Serideki çoğu kitap"İNTERNETTE EN ÇOK SATANLAR" yayınevinde yayınlanmadan önce internette popüler hale geldi. İlk okuyucularınızı nerede aradınız?
İlki arkadaşlarım ve kız kardeşimdi. Şanslıydım - övülmedim ama tam tersine sert bir şekilde azarlandım. Kitapta ne eksik, ne eksik, nerede fazla ileri gidilmiş. Bu, pek çok genç yazarın sıkışıp kaldığı sahneyi aşmayı kolaylaştırdı: küçük bir hayran çevresi topluyorlar, onların içinde kaynayıp gidiyorlar ve eserlerini eleştirmeye cesaret edenleri acımasızca cezalandırıyorlar. En kötüsü de kitabı ilgi çekici, okunabilir ve ünlü kılmaktan kendilerini alıkoymaları. Eleştiri en iyi dostunuzdur, bunu tekrarlayıp duruyorum.

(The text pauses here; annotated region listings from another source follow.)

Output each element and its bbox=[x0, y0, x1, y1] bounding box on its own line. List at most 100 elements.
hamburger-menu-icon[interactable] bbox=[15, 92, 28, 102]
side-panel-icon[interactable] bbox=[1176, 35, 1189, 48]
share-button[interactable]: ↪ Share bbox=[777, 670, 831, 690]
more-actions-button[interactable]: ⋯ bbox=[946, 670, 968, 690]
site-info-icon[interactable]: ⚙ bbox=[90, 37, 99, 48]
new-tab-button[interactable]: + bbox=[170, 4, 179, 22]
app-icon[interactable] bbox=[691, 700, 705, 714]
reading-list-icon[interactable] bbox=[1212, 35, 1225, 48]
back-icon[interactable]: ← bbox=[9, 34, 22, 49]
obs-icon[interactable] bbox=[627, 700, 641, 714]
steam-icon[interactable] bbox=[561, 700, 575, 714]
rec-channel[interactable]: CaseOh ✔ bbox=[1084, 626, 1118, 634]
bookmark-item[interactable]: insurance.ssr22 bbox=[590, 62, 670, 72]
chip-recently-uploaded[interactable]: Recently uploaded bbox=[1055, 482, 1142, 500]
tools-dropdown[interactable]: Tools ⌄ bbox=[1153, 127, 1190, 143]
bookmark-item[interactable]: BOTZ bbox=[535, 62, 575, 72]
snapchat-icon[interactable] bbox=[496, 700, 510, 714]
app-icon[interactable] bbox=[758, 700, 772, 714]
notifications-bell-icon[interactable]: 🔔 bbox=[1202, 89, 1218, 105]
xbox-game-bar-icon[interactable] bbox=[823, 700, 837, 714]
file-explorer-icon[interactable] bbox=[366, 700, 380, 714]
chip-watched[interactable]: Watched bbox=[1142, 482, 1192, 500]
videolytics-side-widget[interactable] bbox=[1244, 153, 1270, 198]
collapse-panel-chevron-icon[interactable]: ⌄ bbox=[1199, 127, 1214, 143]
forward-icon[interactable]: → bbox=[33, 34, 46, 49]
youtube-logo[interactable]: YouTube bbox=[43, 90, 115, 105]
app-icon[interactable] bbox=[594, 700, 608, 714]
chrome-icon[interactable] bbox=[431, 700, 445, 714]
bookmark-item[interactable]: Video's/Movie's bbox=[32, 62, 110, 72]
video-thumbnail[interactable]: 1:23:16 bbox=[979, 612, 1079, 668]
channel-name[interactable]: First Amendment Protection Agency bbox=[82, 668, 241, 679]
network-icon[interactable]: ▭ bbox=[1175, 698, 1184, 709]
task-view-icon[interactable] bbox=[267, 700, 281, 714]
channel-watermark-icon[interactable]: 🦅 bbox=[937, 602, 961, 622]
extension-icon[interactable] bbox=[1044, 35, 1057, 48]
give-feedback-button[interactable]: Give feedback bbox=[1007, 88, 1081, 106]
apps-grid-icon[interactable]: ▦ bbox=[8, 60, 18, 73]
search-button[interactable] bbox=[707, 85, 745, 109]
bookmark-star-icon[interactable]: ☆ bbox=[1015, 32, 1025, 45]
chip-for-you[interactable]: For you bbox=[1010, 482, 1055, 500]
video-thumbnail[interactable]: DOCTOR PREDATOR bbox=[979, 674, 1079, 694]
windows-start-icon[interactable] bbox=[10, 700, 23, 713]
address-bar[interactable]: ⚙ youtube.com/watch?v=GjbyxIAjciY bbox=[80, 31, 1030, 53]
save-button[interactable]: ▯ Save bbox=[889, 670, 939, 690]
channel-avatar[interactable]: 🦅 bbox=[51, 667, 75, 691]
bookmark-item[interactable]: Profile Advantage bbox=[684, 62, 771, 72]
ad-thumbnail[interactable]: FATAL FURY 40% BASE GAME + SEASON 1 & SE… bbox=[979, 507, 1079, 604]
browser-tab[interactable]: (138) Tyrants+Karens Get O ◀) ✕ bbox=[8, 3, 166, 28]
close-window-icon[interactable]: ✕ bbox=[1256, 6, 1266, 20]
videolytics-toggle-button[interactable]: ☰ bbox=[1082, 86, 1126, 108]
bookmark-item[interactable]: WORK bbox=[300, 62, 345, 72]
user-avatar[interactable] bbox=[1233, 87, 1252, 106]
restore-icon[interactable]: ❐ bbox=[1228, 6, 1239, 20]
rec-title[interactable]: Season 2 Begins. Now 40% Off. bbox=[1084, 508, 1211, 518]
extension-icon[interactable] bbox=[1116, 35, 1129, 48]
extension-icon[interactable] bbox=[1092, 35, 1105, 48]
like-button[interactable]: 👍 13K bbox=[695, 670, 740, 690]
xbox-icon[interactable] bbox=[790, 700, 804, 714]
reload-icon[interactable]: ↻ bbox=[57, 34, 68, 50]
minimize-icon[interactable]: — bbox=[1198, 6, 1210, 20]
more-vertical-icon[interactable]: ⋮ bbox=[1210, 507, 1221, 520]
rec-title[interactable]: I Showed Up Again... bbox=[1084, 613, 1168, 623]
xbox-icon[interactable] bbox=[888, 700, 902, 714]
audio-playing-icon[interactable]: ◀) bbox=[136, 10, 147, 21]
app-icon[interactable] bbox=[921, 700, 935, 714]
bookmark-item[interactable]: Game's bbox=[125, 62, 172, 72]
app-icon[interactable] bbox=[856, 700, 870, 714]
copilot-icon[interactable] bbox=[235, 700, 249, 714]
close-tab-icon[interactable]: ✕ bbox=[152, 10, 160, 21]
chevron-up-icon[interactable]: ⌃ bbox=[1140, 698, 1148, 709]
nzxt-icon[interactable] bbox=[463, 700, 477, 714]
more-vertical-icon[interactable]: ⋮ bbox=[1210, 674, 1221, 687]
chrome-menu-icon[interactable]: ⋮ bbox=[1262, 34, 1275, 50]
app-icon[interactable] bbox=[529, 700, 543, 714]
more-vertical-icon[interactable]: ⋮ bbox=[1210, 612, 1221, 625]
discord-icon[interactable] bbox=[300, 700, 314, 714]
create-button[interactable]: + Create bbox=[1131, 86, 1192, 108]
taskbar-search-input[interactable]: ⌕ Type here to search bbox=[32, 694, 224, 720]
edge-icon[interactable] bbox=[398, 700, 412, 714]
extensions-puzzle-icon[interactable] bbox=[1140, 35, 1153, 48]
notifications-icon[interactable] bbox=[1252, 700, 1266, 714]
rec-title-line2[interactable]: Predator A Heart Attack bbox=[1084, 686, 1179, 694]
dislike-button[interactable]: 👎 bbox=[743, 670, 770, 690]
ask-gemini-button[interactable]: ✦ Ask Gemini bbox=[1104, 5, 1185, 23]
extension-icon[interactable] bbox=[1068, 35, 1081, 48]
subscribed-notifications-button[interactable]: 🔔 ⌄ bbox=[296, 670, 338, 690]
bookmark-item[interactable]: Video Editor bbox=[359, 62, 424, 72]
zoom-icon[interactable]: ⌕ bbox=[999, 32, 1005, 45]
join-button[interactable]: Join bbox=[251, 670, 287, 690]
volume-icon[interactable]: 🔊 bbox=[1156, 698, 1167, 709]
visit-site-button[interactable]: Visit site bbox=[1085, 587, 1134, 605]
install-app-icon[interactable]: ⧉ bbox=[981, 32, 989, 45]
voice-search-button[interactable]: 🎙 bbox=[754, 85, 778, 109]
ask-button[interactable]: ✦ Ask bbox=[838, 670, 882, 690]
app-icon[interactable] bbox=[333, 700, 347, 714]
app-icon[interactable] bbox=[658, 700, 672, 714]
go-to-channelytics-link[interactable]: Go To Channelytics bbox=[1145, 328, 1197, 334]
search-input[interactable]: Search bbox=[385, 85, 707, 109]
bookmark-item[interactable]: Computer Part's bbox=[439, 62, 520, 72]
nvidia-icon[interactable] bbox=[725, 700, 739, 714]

İlk bölümleri birkaç sitede yayınladım: Fikbook, Wattpad, Samizdat ve Proza.ru. Son portal benim için en kolayı ve en uygunuydu; görünüşe göre bu yüzden topladığım şeyler oradaydı. en büyük sayı incelemeler ve okuyucular. Fikbook'ta kitabınızı tanıtmak için kalabalığın bir parçası olmanız gerekiyor gibi geliyor bana. Hayran kurgularını birlikte okuyup tartışın, bu alandaki trendleri takip edin. Zaten buradaki gençlerin biraz gerisindeyim :)

Serinin diğer kitaplarını okudunuz mu? İNTERNETTE EN ÇOK SATANLAR": Çıkıldı ve çıkmayı mı bekliyor?
AST Yayınevi, "ONLINE-BESTSELLER" çerçevesinde çeşitli kitapları türe, türe, stile göre toplamak için çok çalıştı. Doğruyu söylemek gerekirse serinin hiçbir kitabını henüz okumadım. Ama hiç şüphem yok ki her kitap kendi üslubuyla çok güzeldir. Aşk hikayelerini sevenler için biri uygun olacak, diğeri karmaşık olay örgüsüyle, üçüncüsü ise anlatının dinamikleriyle dikkat çekecek. Ve bence bu harika - her kitap kendi okuyucusunu bulacak ve her yazar sesini duyacaktır.